My first encounter with the work of Sam Hanna Bell wasn't his own famous writings, but his 1972 miscellany Within Our Province. Published the year I was born, it's a collection of I'd guess 100 or so extracts from various writers which had caught his eye over the years.

It was in its pages that I first read of Frank Roney's fantastical account of a Confederate & Belfast Orange civic alliance, which he had completely made up to impress his new American friends after emigrating (see previous post here).

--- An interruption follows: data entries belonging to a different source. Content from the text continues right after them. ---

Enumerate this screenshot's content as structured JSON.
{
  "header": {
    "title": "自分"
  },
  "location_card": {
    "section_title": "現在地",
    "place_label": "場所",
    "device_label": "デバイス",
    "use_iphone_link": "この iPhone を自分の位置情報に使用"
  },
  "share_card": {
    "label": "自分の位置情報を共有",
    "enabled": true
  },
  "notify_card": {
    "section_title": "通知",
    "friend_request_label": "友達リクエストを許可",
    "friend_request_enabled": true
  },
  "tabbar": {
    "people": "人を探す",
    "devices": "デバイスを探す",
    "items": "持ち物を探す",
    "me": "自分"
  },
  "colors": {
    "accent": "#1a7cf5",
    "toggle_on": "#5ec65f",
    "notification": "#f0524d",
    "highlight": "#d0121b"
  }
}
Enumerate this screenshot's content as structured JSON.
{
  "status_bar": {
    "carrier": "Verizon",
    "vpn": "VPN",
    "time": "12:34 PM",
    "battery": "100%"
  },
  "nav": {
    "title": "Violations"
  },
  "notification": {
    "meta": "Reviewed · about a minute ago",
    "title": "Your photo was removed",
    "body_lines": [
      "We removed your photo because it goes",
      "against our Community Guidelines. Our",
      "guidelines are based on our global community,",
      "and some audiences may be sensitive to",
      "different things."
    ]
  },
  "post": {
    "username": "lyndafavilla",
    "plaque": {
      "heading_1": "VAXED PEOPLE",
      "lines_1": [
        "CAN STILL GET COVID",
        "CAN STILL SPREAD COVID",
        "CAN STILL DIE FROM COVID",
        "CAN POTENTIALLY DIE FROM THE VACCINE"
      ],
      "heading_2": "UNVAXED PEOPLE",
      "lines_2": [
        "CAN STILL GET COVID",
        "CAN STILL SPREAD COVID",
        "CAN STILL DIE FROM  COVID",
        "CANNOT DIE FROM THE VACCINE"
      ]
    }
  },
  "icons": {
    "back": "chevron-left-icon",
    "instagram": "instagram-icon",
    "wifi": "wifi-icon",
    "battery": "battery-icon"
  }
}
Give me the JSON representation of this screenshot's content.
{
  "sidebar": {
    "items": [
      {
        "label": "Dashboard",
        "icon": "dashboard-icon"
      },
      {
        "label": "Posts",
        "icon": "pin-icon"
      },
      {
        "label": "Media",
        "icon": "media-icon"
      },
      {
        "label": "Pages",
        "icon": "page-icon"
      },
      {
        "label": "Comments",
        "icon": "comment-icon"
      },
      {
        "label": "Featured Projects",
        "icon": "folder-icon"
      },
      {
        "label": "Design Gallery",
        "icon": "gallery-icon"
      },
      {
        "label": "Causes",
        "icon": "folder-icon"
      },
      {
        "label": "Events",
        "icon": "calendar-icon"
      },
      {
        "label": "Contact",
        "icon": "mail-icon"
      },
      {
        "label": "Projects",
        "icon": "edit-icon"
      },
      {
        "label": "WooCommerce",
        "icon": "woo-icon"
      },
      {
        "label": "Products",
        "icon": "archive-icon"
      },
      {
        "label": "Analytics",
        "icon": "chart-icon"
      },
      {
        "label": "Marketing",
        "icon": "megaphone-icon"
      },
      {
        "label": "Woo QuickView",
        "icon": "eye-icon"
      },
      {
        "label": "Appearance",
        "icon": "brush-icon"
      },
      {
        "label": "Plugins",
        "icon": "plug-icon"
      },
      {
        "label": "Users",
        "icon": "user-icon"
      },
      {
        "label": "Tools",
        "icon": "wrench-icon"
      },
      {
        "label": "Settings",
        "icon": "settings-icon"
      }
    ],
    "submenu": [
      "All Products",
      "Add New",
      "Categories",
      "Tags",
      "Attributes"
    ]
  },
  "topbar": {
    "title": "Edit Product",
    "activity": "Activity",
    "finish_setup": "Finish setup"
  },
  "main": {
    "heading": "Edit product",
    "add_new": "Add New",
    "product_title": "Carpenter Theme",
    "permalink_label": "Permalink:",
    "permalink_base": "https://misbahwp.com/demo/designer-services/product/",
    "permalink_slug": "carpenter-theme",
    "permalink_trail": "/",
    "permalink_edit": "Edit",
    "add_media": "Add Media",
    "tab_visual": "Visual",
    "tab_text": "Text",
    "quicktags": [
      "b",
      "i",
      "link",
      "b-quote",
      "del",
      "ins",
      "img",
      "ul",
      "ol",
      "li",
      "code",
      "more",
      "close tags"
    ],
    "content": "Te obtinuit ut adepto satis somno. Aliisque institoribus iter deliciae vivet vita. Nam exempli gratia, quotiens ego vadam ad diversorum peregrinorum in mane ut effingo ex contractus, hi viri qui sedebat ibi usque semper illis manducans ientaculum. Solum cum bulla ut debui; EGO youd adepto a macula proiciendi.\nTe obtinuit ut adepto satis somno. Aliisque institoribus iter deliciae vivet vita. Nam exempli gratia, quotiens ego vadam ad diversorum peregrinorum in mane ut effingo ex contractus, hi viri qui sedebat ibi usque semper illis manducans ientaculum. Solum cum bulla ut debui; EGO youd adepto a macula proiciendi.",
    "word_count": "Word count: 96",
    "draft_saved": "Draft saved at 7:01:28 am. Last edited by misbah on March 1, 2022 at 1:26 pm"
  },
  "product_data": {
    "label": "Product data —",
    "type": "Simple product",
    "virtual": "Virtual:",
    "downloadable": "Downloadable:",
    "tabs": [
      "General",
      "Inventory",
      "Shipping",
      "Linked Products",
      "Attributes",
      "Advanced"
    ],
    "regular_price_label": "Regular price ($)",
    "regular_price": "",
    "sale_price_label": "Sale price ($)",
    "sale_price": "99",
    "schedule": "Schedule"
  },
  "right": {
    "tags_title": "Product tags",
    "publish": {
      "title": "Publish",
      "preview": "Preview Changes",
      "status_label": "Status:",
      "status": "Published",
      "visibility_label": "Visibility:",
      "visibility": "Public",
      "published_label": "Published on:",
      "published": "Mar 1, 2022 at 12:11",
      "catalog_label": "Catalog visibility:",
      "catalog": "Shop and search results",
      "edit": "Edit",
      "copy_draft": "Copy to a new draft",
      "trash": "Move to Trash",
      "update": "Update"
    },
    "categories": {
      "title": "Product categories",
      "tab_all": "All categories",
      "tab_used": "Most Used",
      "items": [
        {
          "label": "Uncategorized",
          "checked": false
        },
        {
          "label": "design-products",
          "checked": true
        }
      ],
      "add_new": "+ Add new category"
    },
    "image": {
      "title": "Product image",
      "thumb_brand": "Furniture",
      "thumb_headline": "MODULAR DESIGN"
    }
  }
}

The term 'Ulster Scot' appears in another of the extracts. In re-reading the collection recently, this wonderful story jumped out at me. He published it as a self-penned paraphrased summary, almost as a kind of signpost to a future generation.

Thanks to the online BNA, here is the original Belfast News Letter article –




Particularly for the moment we presently live in, the editorial closing paragraph is powerful stuff. 

It is such a pity that the name of the "man of colour who resides in this town" who intervened to secure the offer of liberty is unpublished. I imagine that he would have been fairly well known in the city. Perhaps his name lives on in the 'Society of Friends' Quaker archives somewhere, or perhaps the Moyallen Branch of the London African Anti-Slavery Association, or in family archives of its members Wakefield, Christy, Dawson and Sinton. I also wonder what happened to those who choose freedom – Joshua Edwards, Robert Edwards and Joseph Rollin.